高橋 秀樹, 三谷 芳幸, 村瀬 信一,吉川弘文館 (2016/8).図書館本.
著者3人は現役あるいは OB の文科省初等中等教育局教科書調査官.類書は何冊か出版されていて,これは文科省の正式見解だろうか.旧石器から平成まで,46 のテーマについて,各 4 ページにまとめられていて,どこから読んでもいい.最後のテーマに安倍晋三の写真が出ているのは「忖度」の結果だろう.

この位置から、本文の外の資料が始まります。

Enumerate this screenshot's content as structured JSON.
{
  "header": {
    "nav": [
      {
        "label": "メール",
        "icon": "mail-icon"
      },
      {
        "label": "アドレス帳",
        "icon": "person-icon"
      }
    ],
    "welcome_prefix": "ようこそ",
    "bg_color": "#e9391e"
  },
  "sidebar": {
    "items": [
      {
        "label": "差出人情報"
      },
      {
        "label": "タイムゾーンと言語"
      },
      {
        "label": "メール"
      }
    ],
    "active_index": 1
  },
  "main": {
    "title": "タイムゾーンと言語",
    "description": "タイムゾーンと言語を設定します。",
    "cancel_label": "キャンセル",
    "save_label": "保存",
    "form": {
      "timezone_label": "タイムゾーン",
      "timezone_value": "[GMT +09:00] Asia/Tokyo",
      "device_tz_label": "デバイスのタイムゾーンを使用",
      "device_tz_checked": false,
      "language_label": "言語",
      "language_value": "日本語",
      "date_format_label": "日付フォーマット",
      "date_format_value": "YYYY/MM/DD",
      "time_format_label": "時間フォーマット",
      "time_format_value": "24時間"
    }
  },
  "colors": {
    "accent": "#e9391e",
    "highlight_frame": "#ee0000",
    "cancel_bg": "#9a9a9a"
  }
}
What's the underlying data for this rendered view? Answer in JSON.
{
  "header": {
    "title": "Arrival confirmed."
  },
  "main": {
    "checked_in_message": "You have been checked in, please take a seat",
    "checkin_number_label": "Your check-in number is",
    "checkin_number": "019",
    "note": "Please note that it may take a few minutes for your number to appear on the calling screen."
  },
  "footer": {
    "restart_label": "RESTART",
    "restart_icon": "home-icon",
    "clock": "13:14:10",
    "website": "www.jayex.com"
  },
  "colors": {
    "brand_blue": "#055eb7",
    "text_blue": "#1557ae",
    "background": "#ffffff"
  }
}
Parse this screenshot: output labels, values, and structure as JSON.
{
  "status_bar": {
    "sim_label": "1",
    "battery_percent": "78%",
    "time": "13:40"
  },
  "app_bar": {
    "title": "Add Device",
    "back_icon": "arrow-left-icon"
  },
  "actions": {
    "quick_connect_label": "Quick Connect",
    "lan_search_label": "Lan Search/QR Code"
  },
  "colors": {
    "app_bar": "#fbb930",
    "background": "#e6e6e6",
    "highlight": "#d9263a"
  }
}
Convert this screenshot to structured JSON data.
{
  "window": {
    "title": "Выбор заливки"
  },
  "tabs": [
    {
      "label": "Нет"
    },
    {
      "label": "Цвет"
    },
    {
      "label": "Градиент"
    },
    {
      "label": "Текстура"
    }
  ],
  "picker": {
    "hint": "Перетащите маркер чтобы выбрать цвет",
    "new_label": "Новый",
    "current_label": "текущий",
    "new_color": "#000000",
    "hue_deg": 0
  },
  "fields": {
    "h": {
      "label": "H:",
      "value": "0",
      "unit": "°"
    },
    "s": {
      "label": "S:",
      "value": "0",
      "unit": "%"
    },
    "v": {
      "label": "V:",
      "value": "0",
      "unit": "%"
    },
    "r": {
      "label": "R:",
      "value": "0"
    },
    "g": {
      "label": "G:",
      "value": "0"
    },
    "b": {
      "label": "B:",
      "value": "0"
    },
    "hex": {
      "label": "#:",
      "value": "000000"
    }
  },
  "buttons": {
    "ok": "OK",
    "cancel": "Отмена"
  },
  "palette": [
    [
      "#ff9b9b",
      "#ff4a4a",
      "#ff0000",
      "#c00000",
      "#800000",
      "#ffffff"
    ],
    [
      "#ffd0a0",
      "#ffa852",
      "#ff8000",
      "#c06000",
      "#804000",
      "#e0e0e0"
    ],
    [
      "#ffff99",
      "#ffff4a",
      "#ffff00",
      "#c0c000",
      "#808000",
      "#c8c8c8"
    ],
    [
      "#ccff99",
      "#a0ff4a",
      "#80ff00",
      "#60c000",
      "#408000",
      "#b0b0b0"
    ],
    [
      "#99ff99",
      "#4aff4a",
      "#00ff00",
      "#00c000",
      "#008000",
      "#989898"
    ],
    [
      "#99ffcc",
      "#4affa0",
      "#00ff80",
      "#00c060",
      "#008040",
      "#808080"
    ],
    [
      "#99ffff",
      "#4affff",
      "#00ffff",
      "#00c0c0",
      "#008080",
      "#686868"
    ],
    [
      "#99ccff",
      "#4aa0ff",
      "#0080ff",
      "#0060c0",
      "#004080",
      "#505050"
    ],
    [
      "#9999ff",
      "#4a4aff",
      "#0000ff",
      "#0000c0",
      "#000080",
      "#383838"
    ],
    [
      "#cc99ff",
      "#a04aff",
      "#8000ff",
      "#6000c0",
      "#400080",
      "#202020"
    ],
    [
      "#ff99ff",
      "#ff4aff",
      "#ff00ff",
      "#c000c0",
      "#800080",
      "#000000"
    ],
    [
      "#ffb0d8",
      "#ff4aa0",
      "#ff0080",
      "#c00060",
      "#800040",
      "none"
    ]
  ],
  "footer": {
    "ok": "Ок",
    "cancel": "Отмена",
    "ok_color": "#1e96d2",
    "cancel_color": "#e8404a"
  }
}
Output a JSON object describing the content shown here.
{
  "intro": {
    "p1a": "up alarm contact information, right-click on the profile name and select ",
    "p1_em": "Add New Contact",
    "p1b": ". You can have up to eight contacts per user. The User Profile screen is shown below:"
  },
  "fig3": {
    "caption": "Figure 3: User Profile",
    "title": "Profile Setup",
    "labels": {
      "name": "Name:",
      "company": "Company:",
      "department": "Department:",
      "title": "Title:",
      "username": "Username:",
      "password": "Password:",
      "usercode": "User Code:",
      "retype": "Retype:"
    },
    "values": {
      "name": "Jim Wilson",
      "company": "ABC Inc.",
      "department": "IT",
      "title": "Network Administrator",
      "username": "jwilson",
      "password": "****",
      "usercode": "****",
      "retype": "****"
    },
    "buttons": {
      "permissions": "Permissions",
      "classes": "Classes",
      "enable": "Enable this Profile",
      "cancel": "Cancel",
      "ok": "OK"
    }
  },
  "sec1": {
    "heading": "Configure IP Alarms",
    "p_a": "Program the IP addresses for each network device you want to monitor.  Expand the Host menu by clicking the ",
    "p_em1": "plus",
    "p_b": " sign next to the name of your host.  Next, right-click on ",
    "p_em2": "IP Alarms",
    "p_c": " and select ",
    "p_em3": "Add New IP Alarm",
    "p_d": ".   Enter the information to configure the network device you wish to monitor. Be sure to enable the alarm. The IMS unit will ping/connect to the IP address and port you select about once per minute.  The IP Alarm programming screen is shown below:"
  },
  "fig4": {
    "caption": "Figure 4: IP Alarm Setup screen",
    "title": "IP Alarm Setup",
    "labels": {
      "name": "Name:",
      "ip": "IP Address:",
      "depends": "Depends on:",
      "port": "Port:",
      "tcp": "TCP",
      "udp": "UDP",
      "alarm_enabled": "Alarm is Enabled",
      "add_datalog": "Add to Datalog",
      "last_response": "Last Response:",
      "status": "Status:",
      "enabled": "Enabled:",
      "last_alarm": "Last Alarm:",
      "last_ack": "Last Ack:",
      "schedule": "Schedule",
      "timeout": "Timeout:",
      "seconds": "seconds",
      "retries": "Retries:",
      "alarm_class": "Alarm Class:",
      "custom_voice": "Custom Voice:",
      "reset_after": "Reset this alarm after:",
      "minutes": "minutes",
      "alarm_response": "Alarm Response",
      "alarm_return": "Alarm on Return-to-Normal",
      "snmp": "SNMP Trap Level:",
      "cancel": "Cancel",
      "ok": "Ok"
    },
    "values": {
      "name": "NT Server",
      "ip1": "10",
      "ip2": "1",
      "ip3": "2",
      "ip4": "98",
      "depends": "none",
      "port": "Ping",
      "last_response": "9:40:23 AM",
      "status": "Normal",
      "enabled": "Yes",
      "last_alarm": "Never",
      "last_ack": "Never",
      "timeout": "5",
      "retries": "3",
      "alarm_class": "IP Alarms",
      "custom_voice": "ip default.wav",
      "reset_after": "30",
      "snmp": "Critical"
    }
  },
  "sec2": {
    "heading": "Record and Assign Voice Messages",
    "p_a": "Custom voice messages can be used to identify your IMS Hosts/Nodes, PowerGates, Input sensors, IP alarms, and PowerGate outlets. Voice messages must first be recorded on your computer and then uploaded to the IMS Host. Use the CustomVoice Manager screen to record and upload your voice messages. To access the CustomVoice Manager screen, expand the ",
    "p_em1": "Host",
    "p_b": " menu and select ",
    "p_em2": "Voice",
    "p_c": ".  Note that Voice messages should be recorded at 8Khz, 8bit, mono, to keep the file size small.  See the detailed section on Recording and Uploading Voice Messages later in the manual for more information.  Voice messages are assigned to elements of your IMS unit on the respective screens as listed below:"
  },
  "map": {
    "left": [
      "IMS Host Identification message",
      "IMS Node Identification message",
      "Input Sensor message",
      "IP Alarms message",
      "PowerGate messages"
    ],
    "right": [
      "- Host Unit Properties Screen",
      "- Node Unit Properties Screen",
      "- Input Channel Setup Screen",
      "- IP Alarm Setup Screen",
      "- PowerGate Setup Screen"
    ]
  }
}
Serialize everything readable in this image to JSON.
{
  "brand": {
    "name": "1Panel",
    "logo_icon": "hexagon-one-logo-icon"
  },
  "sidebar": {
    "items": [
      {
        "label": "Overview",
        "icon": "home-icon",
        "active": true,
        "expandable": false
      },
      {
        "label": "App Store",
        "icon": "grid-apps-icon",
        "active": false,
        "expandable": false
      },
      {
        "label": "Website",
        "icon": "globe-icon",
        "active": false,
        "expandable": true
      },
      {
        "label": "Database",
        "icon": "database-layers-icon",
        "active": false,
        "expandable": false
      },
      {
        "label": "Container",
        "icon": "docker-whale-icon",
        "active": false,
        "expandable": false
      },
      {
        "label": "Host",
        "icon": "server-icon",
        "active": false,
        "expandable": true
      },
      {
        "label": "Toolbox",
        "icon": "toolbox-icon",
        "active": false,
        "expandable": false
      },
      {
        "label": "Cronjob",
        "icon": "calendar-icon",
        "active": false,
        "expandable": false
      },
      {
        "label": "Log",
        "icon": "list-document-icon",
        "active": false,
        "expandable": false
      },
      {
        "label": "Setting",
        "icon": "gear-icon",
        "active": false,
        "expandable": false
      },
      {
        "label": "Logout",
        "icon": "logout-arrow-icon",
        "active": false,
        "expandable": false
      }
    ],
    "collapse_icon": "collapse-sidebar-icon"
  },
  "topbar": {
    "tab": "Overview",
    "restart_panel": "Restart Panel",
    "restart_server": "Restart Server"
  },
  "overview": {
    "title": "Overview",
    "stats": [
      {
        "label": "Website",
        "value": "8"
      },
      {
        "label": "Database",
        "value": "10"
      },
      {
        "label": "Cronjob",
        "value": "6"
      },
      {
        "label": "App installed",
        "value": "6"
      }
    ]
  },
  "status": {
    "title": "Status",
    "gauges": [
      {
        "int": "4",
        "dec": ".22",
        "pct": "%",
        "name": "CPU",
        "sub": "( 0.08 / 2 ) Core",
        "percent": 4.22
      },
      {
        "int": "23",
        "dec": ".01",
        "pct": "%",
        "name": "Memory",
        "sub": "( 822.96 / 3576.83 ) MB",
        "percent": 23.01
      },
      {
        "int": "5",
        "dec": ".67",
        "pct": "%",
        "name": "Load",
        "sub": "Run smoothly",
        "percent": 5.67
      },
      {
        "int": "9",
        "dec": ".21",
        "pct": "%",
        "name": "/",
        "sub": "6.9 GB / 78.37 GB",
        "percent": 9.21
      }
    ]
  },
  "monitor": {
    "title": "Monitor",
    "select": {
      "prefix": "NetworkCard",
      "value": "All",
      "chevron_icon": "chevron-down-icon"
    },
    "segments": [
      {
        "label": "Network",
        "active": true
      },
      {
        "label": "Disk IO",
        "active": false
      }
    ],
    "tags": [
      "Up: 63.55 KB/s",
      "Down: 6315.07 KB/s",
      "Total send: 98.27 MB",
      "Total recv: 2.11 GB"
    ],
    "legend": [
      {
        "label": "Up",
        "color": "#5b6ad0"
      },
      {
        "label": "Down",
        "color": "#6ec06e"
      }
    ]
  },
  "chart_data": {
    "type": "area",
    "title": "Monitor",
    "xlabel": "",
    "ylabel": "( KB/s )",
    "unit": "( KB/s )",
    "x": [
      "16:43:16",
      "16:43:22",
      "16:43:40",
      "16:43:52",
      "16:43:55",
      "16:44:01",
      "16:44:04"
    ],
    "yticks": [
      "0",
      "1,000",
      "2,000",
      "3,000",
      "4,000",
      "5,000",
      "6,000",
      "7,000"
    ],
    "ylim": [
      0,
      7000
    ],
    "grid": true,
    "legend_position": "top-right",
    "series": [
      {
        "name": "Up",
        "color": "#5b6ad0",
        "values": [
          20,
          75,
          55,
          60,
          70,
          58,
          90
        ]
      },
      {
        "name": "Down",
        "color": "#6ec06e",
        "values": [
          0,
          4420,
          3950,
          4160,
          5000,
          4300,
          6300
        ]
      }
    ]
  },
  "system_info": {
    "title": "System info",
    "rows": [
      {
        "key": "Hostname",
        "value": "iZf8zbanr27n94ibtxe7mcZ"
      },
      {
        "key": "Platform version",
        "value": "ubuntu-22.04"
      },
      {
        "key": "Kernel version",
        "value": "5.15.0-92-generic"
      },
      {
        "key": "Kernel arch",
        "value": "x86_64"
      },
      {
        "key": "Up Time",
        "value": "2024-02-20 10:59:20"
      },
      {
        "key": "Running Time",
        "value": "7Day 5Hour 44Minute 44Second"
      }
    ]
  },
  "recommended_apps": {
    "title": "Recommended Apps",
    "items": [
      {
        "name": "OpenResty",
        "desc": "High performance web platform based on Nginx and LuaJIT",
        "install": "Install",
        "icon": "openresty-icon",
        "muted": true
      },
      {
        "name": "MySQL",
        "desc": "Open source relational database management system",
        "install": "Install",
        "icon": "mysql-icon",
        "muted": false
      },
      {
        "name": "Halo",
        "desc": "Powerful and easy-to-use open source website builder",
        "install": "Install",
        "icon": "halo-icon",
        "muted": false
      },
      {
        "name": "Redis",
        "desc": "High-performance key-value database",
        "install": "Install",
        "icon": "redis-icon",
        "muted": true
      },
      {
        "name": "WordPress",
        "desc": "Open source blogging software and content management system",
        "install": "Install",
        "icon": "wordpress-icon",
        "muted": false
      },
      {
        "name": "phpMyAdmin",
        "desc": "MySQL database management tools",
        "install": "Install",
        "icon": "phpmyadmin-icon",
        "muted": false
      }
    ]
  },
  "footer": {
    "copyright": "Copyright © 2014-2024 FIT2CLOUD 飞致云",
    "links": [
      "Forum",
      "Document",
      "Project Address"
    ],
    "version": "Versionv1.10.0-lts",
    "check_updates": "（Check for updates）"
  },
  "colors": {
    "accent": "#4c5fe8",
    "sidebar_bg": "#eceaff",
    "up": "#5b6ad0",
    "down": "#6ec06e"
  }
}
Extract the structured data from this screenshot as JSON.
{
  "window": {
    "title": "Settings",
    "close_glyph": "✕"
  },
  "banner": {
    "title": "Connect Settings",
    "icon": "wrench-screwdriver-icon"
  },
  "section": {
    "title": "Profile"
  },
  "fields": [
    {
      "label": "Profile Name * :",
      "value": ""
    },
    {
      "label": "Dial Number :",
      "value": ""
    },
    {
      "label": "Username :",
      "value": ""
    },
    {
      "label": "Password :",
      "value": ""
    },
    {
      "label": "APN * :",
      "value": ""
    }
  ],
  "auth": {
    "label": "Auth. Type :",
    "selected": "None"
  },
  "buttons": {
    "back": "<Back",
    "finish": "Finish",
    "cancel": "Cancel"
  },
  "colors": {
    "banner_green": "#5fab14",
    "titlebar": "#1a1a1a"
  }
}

テーマは戦後教科書の内容がどう書き改められて来たかである.自分が学校で歴史を学んだのは 1950 年代であった.その後学界の定説がどう変わったかを要領良く知るには良い本.
著者3人は古代・中世・近現代と分担したようだ.
マスコミのように「聖徳太子ではなく厩戸皇子」とか,「いい国作った 1192 年はあやまり」とか,歯切れのいい書き方はしていない.かってはスーパースターだった聖徳太子だが,今は推古天皇・曽我馬子とともにあの時代の権力の 1/3 を担ったということらしい.また 1192 年は頼朝が征夷大将軍になった年だが,そういうピンポイントの年にはたいして意味はないということ.
読んで面白いのは近世で,また昨今のエンタメ時代小説はよく歴史研究の進展を追っているなとか感心した.身分制度は「士農工商」ではなく,徳川家斉の評価は上がり,江戸の三代改革の評価は下がる.
教科書によってまちまちに扱われるテーマもあり,さらにこの本の著者も一言あったりする.調査官の先生方は教科書間の記述のばらつきを,上から目線で余裕を持って楽しんでいるように思われる部分もある.
近現代について,右あるいは左のエキスパートには,つっこみどころ満載かも.これについてはまた,明日.